第3話 厄介払い
「ルエラ! 貴女は、なんてことを……!」
父親の執務室から出た瞬間、廊下に母親が待ち構えていた。彼女は、私の顔を見て怒りの表情を浮かべる。母親は、バッと手を振り上げた。そして、そのまま。
「ぁうっ!?」
「ルエラお嬢様ッ!?」
パシンッ、という乾いた音が廊下に響き渡った。私は、頬を叩かれて声を漏らしてしまう。近くに居たらしいメイドの女性が悲鳴のような声で、私の名を呼んでいた。
非力な女性に叩かれただけなので、それほど痛くは無い。けれど、心は痛かった。母親からもそんな酷い扱いを受けるのか、という気持ち。
「なんなの、その目は!」
無意識のうちに私は、熱くなった頬に手を添えていた。目の前に立っていた母親の動きは、まだ止まりそうにない。もう一発、顔を叩かれそうだ。
衝撃が来ると、私は身構える。
「おやめくださいジューン様!」
「くっ、手を離しなさい!」
もう一度、手を振り上げた母親。しかし、母親と一緒に居たらしいメイドの1人が止めてくれた。腕が振り下ろせないように、拘束する。
「離しなさい!」
「申し訳ございません、ジューン様」
離せと命じられたメイドは、母親の拘束をやめた。解放された母親は腕を下ろす。私の顔を叩くのは止めたらしい。
「フンッ! せっかく手に入れた輝かしい未来を手放すなんて。バカな娘!」
「……申し訳ありません」
少しだけ落ち着きを取り戻した母親から、そんな風に叱られる。自分から手放そうと思ったわけじゃない。勝手に、そうなってしまっただけなのに。
国のために王妃として相応しい人間になろうと努力しても、災厄の婚約者だという評価を消し去ることは出来なかった。そして結局、婚約を破棄されてしまう。

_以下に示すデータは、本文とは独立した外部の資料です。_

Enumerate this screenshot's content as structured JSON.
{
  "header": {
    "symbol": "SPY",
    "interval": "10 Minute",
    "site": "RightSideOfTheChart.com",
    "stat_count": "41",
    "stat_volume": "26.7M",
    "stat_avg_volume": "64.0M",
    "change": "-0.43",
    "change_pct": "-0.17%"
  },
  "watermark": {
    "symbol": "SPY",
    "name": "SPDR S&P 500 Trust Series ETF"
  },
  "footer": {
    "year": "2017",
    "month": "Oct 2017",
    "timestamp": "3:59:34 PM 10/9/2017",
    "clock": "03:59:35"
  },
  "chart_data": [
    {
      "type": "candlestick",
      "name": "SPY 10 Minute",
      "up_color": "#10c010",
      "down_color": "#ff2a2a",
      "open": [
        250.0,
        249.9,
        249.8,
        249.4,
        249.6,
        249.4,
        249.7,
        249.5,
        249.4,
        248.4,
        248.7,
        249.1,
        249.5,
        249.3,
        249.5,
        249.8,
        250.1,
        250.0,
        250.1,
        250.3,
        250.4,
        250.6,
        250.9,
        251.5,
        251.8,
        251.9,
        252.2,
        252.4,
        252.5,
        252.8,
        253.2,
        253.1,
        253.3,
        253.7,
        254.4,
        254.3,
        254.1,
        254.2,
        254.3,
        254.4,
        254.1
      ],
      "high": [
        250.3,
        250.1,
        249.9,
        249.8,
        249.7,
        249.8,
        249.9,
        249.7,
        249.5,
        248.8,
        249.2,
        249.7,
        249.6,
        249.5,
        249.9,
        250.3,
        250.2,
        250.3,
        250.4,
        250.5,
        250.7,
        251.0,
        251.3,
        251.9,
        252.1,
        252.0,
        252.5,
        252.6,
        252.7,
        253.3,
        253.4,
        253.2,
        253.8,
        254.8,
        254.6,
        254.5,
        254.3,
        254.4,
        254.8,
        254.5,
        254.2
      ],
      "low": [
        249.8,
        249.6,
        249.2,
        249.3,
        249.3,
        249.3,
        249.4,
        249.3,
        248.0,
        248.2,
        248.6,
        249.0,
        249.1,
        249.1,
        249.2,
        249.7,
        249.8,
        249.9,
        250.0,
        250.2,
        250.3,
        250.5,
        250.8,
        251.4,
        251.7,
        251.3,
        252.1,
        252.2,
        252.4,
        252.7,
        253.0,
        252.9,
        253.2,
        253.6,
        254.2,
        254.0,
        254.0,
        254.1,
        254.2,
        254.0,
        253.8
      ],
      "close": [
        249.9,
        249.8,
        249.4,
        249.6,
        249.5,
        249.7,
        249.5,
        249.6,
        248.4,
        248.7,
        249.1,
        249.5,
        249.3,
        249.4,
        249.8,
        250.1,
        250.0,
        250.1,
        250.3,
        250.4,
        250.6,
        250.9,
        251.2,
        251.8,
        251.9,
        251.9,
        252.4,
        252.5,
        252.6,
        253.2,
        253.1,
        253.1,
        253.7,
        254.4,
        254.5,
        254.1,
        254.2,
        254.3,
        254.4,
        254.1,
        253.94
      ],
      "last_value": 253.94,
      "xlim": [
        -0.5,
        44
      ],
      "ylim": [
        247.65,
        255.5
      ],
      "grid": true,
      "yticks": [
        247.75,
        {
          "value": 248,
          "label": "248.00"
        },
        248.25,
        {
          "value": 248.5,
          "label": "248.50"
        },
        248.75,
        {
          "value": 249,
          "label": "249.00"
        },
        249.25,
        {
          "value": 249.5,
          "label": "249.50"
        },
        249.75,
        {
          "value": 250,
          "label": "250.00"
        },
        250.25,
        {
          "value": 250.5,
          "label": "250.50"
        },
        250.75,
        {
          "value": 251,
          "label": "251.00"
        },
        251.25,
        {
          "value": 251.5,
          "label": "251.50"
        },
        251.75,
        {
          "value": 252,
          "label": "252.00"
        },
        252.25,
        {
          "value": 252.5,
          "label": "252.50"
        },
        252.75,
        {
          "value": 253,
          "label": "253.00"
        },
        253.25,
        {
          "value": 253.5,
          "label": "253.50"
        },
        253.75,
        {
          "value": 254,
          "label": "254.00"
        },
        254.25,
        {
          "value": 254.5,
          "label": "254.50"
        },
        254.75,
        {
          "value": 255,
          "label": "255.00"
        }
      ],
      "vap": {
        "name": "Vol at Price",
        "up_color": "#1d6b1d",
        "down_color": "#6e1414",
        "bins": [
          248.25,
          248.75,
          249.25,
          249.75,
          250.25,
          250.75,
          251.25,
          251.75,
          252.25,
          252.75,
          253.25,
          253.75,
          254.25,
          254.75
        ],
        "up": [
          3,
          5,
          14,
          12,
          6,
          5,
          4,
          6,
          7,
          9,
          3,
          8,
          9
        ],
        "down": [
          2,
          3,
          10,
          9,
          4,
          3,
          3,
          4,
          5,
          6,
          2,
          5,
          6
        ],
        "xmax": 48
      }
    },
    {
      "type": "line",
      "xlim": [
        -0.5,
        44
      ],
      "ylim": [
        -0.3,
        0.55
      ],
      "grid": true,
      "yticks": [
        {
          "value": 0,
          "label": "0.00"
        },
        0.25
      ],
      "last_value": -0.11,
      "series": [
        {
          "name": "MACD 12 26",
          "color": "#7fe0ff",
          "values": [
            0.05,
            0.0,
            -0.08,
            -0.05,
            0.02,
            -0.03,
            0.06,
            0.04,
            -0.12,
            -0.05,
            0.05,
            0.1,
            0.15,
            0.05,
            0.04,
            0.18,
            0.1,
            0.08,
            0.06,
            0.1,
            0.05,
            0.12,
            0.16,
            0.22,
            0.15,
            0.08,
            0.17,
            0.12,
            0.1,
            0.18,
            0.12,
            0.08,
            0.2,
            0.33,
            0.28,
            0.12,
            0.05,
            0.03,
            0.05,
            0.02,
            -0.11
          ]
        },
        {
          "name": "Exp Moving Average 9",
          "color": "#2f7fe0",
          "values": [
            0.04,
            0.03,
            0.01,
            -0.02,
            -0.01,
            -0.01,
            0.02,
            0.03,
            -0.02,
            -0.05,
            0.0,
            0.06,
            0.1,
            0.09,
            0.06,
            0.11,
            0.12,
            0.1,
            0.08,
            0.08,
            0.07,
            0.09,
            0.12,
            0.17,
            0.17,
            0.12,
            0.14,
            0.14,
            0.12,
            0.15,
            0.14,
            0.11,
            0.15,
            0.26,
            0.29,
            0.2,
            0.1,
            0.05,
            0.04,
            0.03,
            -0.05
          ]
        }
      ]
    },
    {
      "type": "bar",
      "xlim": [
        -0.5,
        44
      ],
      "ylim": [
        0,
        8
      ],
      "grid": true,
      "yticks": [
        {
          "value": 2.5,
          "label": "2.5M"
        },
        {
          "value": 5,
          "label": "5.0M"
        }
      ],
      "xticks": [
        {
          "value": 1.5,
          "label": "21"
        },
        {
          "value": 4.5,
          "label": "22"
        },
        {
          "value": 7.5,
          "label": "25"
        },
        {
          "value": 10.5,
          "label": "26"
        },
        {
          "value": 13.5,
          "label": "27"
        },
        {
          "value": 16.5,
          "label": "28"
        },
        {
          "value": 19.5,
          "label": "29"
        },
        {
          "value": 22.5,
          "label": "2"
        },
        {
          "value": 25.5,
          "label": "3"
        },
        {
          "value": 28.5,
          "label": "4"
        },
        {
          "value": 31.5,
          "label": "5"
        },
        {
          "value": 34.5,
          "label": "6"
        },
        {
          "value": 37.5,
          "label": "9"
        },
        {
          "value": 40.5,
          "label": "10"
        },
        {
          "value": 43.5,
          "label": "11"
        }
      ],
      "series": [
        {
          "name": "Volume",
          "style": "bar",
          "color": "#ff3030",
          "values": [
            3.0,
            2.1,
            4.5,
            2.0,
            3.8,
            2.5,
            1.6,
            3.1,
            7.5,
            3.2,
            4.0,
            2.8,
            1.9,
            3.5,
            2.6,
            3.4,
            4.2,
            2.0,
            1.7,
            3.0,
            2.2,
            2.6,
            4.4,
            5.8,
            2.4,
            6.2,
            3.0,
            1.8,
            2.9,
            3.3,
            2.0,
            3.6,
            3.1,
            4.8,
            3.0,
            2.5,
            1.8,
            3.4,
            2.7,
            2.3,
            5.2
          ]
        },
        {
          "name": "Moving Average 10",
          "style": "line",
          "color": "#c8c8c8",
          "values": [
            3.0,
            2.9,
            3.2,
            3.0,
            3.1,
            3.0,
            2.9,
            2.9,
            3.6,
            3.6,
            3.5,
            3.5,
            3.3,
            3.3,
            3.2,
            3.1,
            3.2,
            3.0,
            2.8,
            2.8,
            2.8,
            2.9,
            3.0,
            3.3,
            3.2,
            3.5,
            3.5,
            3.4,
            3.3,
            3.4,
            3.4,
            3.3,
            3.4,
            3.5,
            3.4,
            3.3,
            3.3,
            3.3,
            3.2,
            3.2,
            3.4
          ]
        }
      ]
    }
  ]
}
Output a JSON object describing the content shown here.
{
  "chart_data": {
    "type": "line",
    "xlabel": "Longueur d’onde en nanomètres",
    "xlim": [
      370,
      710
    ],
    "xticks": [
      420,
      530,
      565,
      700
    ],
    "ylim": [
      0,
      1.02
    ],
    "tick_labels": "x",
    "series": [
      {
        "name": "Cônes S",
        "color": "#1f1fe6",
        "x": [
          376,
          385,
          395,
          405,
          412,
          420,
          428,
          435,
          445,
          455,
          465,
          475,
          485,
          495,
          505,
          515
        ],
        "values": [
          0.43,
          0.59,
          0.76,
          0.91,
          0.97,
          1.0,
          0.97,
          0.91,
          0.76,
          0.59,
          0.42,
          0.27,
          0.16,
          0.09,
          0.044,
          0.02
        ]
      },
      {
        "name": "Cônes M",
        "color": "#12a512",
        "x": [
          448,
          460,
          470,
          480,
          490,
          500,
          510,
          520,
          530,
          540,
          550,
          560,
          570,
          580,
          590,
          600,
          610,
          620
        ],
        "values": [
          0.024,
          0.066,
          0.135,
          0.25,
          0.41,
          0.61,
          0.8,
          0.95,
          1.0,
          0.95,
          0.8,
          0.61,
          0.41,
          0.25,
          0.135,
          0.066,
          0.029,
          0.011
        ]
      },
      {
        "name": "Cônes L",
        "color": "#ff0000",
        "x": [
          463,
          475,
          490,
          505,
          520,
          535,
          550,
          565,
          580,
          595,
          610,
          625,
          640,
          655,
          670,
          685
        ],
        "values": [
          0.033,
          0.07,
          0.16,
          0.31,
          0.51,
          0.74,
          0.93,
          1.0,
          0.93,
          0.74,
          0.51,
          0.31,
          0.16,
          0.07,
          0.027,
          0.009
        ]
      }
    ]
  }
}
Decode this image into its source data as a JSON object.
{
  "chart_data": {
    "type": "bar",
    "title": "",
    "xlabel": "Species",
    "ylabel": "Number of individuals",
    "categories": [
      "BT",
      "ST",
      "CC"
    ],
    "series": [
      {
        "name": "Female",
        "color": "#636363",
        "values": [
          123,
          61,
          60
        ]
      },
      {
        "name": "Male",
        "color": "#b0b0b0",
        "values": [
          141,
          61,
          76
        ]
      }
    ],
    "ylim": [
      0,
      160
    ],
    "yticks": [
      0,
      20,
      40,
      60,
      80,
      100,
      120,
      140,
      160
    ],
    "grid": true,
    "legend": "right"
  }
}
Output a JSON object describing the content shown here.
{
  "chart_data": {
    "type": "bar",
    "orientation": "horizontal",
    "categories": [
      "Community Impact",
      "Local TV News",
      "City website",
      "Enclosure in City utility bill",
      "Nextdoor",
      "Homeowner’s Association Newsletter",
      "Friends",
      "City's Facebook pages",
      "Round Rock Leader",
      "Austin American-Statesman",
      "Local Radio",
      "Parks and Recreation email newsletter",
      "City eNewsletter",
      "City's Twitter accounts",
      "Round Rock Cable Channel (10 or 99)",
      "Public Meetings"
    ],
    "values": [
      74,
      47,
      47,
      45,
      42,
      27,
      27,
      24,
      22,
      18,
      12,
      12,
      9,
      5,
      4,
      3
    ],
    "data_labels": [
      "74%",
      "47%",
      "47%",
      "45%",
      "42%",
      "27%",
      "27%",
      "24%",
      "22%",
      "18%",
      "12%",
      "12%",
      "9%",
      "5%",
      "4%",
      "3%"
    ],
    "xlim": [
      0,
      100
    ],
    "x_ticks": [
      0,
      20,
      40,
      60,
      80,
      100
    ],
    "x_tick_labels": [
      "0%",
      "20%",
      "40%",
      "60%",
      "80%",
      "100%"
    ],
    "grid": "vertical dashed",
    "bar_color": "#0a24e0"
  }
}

自分に否はないと分かっていながらも謝る。頬を叩かれないようにと助けてくれたメイドの女性と同じ様に私も、母親に向かって頭を下げた。
これが一番、穏便に終わらせることが出来る方法だと知っているから。
「貴女のせいで、私の評価も下がってしまったのよ。本当に不愉快だわ!」
「……」
「オリバー様は、貴女が家から出ていくように言ったわよね」
「……はい。言われました」
「なら、さっさと屋敷から出ていきなさいな!」
「ッ!」
「貴女の顔なんて、もう二度と見たくはないわ」
「……」
母親は私に向かって吐き捨てるように言うと、もう興味がないという感じで視線を逸らして去っていった。
ロウワルノール家から追い出される。いつか、そんな日が来るかもしれないと恐れていた。それでも、私を生んでくれた母親なら文句を言いつつ保護してくれるんじゃないか、という淡い期待を抱いていた。
そんなことは無かった。私の身近に頼れるような人は、誰一人として居なかった。